Chapter 6 Marketing Analysis II

This page is based on Hal R. Varian’s paper (2016), Causal Inference in Economics and Marketing.

Problem: Causal effect of ad spending on dollar sales of a product.

A motivating example:

Think about that an analyst has a dataset of hockey equipment sales, \(y_c\), and televesion ads, \(x_c\), in two cities in two different countries. Let’s assume that these cities are Toronto, Canada and Cape Town, South Africa. Suppose that the dataset indicate that the advertiser spent $1 on television advertising in Cape Town and observed $10 sales in per capita, whereas in Toronto, the advertiser spent $10 per capita and observed $100 sales per capita. Hence, the model \(y_c=10x_c\) fits the data perfectly.

However, the analyst may not be convinced that increasing per capita spend in Cape town to $10 would result in hockey equipment sales of $100 per capita. The analyst then start to think about why his/her regression model is wrong.

A motivating problem:

The problem in this regression model is that there is an omitted variable, which we may call “interest in hockey”. Interest in hockey is high in Toronto and low in Cape Town. Moreover, the advertisers that determine ad spend presumably know this, and they choose to advertise more where interest is high and less where it is low. Therefore, this omitted variable affects both \(y_{c}\) and \(x_{c}\).

To express this point mathematically, think of \((y,x,e)\) as being the population analogs of the sample \((y_{c}, x_{c},e_{c})\). The regression coefficient is given by \(\beta_{1}=cov(x,y)/cov(x,x)\). Substituting \(y=\beta_{1}x+e\), we have

\(\beta_{1}=cov(x,\beta_{1}x+e)/cov(x,x)=\beta_{1}+cov(x,e)/cov(x,x)\).

The regression coefficient will be unbiased when \(cov(x,e)=0\).

Key points:

The simple regression may be just fine if we aim to predict hockey equipment sales as a function of hockey ad spend and assuming that the advertiser’s behaviour remains constant. However, in real life we usually want to know how hockey equipment receipts would respond to a change in the advertiser’s behaviour.

The error term, \(e\), in above setting represents many unknown factors that may affect the outcome (sales) only. The problem in this example arises since the “interest in hockey” affects both the outcome (sales) and the predictor (ads); therefore, the simple regression of sales on ads will not give us a good estimate of the causal effect. The causal effect will be the answer to the following question:

what would happen to sales if we explicitly intervened and changed ad expenditure across the board.

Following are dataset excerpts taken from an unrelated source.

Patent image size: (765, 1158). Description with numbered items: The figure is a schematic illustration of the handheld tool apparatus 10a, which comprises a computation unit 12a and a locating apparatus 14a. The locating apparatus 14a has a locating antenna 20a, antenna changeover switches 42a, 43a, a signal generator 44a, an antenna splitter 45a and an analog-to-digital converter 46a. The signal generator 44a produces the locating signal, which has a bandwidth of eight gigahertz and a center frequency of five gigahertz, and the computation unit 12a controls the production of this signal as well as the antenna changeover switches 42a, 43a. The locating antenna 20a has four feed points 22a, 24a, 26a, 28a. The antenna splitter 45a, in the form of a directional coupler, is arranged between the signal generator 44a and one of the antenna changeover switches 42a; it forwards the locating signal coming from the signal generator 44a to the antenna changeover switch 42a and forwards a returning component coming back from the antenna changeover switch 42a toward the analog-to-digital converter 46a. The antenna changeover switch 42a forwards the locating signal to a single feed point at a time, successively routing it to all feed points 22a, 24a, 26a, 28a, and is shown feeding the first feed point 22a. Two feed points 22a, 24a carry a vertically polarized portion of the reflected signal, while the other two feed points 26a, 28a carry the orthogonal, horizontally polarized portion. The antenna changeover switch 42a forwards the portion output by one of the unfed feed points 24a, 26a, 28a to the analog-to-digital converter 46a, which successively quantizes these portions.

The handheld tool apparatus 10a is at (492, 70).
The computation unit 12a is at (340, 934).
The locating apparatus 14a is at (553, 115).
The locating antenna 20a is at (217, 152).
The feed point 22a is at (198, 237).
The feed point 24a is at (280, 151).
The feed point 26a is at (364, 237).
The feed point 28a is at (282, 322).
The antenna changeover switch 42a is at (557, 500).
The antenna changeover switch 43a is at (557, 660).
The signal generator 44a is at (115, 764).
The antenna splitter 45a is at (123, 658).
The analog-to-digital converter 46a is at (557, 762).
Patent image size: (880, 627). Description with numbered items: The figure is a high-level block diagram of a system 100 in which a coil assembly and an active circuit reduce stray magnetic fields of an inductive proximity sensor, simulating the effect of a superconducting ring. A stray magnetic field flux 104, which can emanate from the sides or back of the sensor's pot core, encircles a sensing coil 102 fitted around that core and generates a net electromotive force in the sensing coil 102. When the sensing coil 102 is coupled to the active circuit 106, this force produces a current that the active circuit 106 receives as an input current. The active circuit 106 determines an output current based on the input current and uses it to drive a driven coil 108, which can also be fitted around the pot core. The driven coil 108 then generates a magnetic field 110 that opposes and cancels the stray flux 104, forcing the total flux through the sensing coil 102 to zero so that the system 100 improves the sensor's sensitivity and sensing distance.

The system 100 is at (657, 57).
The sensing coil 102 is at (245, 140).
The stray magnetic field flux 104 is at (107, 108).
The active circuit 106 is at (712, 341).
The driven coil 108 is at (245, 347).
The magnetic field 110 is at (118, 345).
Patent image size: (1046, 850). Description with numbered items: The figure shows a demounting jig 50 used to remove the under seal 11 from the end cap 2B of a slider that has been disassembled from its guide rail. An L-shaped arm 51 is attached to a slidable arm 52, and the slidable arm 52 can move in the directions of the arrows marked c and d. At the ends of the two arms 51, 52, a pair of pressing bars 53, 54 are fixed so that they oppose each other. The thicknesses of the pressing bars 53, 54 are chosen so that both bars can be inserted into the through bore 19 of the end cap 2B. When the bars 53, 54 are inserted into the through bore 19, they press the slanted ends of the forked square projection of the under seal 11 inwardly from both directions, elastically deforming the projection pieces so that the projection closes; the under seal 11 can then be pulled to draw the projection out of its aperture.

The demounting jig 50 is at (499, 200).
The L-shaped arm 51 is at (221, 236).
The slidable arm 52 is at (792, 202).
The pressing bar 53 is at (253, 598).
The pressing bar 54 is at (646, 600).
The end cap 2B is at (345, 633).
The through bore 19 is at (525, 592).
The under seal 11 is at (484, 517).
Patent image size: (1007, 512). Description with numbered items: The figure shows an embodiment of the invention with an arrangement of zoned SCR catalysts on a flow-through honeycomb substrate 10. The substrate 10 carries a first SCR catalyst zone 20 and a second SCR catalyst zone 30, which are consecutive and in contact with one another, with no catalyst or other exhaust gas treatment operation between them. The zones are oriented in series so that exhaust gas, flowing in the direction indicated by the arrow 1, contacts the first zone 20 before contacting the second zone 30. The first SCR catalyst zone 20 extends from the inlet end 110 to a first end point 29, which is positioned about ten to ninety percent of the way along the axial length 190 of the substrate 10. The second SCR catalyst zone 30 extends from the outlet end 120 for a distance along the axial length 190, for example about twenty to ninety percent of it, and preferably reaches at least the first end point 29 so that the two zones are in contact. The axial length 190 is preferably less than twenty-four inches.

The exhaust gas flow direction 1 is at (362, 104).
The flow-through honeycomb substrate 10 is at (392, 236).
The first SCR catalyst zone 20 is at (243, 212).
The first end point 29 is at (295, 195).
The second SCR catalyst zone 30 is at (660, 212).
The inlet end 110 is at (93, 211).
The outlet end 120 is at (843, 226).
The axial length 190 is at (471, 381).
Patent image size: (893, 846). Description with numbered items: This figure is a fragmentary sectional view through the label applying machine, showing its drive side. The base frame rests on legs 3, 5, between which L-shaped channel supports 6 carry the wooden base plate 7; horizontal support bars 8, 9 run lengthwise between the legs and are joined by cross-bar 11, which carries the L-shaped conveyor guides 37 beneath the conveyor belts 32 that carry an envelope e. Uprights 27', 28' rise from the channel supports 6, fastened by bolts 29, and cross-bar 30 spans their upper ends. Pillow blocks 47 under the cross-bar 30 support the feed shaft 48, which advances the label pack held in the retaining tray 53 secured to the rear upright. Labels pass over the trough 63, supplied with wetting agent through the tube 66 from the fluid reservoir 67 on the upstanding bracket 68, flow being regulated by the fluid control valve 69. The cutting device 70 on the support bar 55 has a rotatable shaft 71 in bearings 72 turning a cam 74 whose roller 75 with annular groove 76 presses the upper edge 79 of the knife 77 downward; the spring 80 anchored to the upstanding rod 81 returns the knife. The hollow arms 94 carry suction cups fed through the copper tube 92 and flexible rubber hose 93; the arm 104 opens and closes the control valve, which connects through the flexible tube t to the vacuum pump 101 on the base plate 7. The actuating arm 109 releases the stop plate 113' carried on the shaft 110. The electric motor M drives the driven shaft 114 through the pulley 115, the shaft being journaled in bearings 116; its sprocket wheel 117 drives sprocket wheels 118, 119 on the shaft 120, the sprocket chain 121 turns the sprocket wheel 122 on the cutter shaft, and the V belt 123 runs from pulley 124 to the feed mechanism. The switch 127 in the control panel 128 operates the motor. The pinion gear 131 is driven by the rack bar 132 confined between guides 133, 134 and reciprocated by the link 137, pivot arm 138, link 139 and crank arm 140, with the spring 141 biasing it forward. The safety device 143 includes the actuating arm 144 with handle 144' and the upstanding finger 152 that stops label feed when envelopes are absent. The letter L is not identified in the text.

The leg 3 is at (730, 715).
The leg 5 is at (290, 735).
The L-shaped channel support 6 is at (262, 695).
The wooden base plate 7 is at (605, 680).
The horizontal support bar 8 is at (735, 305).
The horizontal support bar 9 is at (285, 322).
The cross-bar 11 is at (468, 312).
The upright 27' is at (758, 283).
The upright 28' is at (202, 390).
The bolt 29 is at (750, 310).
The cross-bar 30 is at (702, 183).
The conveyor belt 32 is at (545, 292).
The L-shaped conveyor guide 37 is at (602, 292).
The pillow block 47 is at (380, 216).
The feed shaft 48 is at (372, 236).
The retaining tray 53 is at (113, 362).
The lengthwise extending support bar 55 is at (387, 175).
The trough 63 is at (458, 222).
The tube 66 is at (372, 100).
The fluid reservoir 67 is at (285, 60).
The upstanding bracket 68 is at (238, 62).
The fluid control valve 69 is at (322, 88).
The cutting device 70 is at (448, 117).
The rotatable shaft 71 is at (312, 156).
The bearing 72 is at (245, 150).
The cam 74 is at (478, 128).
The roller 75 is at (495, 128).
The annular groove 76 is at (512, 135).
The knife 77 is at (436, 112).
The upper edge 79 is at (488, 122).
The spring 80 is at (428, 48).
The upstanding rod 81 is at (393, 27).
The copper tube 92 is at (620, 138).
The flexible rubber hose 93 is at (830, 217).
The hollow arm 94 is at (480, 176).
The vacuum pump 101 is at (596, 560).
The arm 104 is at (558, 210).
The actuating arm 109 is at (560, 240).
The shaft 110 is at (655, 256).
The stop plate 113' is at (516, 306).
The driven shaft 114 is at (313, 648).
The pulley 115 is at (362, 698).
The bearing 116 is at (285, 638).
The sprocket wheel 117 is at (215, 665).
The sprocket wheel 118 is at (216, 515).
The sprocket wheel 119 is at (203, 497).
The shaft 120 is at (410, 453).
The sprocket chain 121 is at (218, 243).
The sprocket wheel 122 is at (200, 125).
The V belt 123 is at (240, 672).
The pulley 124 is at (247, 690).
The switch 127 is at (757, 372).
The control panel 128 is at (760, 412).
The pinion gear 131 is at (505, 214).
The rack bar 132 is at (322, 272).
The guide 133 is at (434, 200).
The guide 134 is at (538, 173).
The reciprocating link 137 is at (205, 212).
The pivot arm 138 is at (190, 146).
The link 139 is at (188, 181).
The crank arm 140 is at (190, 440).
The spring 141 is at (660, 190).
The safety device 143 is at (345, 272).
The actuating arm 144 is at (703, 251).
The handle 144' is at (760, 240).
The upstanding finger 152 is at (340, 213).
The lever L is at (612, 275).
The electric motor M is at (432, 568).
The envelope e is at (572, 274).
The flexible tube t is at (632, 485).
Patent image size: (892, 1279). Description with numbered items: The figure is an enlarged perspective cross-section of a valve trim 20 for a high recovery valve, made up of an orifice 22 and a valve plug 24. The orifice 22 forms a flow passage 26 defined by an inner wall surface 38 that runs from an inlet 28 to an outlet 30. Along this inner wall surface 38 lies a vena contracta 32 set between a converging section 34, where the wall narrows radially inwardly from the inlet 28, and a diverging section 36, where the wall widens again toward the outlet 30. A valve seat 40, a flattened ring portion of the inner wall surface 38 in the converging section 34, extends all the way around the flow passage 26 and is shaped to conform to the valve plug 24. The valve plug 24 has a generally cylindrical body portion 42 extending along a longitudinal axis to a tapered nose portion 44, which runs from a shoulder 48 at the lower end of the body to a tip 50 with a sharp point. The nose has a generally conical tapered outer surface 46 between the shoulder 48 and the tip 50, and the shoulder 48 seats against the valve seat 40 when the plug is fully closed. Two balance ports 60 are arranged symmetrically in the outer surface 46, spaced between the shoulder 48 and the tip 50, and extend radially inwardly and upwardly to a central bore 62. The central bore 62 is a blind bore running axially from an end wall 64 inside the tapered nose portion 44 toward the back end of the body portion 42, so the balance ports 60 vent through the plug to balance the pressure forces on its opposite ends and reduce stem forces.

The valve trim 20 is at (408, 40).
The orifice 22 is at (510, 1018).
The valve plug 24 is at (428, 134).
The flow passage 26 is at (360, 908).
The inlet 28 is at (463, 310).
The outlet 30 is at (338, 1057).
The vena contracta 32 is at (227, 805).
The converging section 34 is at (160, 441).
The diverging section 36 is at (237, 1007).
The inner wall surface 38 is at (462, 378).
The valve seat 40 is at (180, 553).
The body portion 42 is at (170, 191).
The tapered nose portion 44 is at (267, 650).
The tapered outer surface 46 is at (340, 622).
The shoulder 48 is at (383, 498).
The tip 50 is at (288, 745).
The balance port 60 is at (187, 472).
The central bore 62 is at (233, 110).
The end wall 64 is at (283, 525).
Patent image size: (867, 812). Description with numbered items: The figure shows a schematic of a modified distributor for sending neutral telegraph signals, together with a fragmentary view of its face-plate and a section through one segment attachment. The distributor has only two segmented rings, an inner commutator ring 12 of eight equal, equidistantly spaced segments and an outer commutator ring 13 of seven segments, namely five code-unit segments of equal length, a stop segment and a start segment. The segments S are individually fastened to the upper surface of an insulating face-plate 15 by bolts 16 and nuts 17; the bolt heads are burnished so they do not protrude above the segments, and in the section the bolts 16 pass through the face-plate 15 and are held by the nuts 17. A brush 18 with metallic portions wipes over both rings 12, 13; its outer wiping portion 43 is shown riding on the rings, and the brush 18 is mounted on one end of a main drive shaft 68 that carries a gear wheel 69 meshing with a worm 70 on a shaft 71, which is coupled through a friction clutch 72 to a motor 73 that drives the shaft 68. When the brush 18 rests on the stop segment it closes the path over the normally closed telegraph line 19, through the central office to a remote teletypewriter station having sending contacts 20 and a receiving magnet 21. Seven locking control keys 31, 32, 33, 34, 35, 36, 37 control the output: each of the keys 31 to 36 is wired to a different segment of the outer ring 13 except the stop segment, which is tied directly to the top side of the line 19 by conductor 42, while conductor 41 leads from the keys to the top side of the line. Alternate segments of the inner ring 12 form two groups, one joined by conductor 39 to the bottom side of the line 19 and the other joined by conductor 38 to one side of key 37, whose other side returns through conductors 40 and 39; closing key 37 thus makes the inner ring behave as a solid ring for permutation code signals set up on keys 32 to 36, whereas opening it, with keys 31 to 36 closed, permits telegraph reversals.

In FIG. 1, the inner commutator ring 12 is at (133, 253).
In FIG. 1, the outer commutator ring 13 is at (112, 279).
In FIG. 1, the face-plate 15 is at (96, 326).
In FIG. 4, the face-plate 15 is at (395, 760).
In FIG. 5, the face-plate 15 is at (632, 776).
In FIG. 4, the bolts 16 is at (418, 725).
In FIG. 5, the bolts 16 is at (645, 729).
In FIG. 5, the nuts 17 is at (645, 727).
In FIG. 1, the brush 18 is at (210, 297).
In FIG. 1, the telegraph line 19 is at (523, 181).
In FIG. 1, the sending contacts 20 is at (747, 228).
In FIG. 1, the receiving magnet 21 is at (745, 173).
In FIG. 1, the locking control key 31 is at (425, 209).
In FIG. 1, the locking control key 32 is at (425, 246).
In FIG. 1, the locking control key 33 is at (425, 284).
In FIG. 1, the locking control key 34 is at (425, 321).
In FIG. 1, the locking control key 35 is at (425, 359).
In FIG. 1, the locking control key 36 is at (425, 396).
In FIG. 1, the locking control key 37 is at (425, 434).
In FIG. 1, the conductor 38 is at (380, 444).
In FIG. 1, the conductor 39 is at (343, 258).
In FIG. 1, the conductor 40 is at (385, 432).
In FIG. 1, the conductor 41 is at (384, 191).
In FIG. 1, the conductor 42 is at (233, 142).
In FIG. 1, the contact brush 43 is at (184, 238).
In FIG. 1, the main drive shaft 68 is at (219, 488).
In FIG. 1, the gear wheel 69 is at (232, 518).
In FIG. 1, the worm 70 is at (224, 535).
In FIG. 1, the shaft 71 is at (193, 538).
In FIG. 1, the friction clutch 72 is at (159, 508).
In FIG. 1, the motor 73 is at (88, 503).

Note that the simple regression of \(y_{c}\) on \(x_{c}\) would overestimate the effect of ad on sales since cities with high interest in hockey may have high ad expenditure and high hockey equipment sale receipts.

Think about many other confounding variables such as seasonality and weather, which aren’t accounted for in this regression model. Everyone knows that adding an extra predictor to the regression model will typically change the estimated coefficients on the other predictors because the relevant predictors are generally correlated with each other. Although this phenomenon is known very well, in many modeling exercises “analysts assume that the predictors we do not observe are magically orthogonal to the predictors we do observe”.

Following Varian (2016), “the ideal data, from the viewpoint of the analyst, would be data from an incompetent advetiser who allocated expenditures randomly across cities. If ad expenditure is truly random, then we do not have to worry about confounding variables because the predictors will automatically be orthogonal to the error term”.

Varian (2016) continues that “however, statisticians are seldom lucky enough to have a totally incompetent client”.

The ideal way to estimate causal effect of advertising on sales is to run a controlled experiment. In this method, the control group provides an estimate of the counterfactual: what would happened without ad exposures.

Another motivating problem:

Think about another classic example: “there are often more police in precincts with high crime”.

“If our data was generated by policymakers who assigned police to areas with high crime, then the observed relationship between police and crime rates could be highly predictive for the historical data, but not useful in predicting the causal impact of explicitly assigning additional police to a precinct” – this is because the policmakers know the “need for more police” in high crime precincts.